Todos sabemos en qué acabó la innovación del maltrecho banco de inversión, y a raíz de 2008 se abrió un enorme debate sobre la bondad o maldad de las innovaciones financieras.
Paradójicamente, desde ese año se acelera la revolución tecnológica, por una serie de causas que no voy a tratar en este artículo. He escrito profusamente sobre los enormes efectos positivos que genera la tecnología, entre otros, acelerar el crecimiento económico (primera revolución industrial), algo clave para acelerar la salida masiva de personas de la pobreza, lo que antes o después acaba provocando mayores dosis de libertad. Con todo, dedico este artículo a discernir alguno de los efectos que podrían ser más perversos, con el objeto de alimentar el debate. Me centro en la llamada ‘cuarta revolución industrial‘, cuya génesis comienza a gestarse a principios de los años setenta. ¿Qué podemos reflexionar sobre las posibles consecuencias negativas que 50 años de dicha revolución han podido provocar?
Primero, la disrupción en el mercado de trabajo ha sido total, al igual que en las revoluciones anteriores. Es cierto que las tasas de desempleo de los países de la OCDE se sitúan hoy en mínimos, pero sin embargo se ha producido un desplazamiento masivo de trabajadores de unos sectores a otros, lo que ha provocado importantes lacras en forma de menores salarios entre los trabajadores menos preparados, así como un porcentaje reseñable de la población que trabaja a tiempo parcial cuando le gustaría hacerlo a tiempo completo. En parte, este proceso explica el aumento de las desigualdades de renta, que se debería combatir sobre todo desde la formación continua.

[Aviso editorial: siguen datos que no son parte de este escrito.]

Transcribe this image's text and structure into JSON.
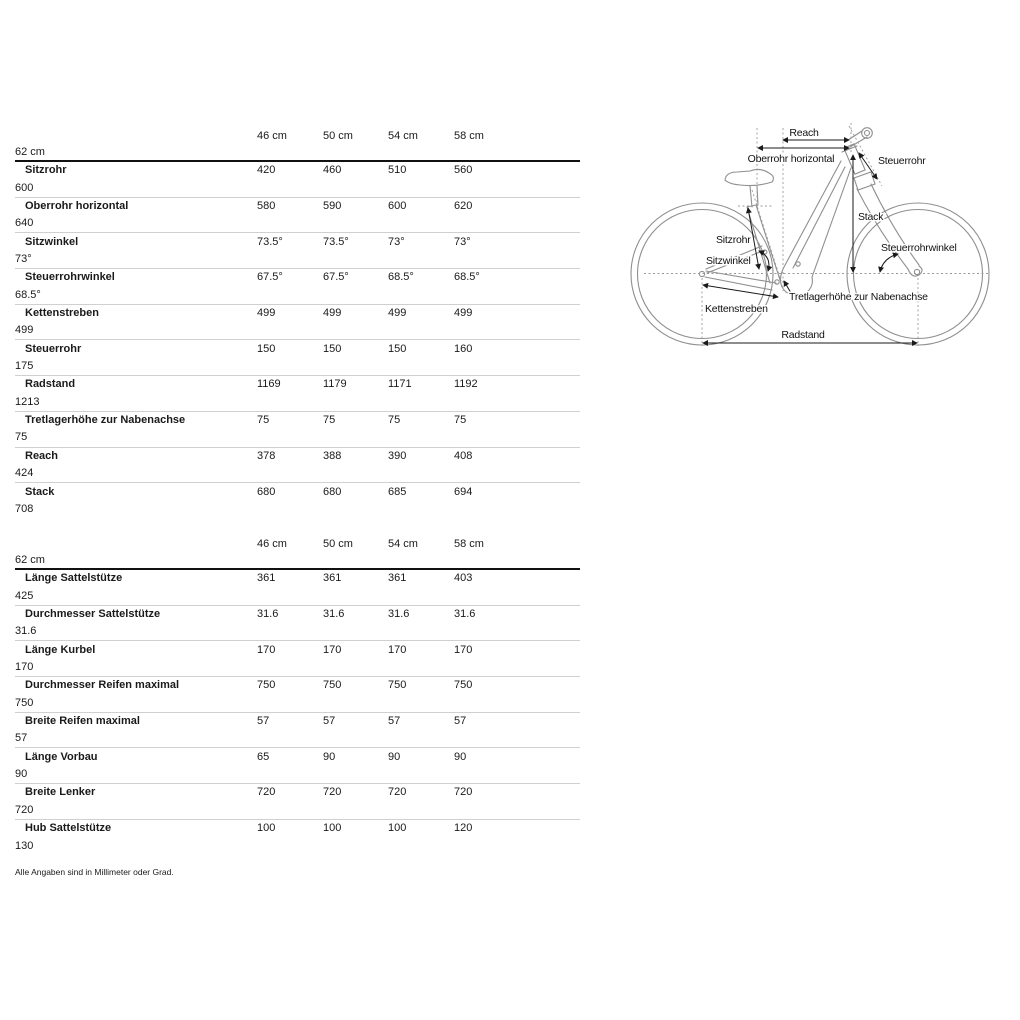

Segundo, si desde el fin de la Segunda Guerra Mundial hasta aproximadamente 1970 los incrementos de productividad beneficiaron en gran parte a los trabajadores, que observaron fuertes incrementos de sus rentas reales (netas de inflación), este proceso se invierte desde entonces, y las mejoras de productividad han desembocado casi íntegramente en el capital, lo que ha provocado una reducción de las clases medias y una menor afección de estas con la política tradicional. Por primera vez en todo este periodo, en 2019 comenzamos a observar tímidas señales de un cambio histórico: los sueldos comienzan a subir por encima de la productividad, pero en muy poca proporción para compensar lo acaecido en el pasado.
Tercero, como consecuencia del fenómeno arriba apuntado, la participación de los salarios en el PIB ha bajado en este periodo de forma intensa en muchas economías. En el caso de los EEUU, por ejemplo, ha bajado desde el 64% hasta el 56% desde 1975 hasta ahora. Como contrapartida, sube el peso de los beneficios empresariales, y por lo tanto el valor de las empresas. Este fenómeno explica el creciente nivel de desigualdad de riqueza, lo que sin duda ha afectado a la cohesión de las poblaciones.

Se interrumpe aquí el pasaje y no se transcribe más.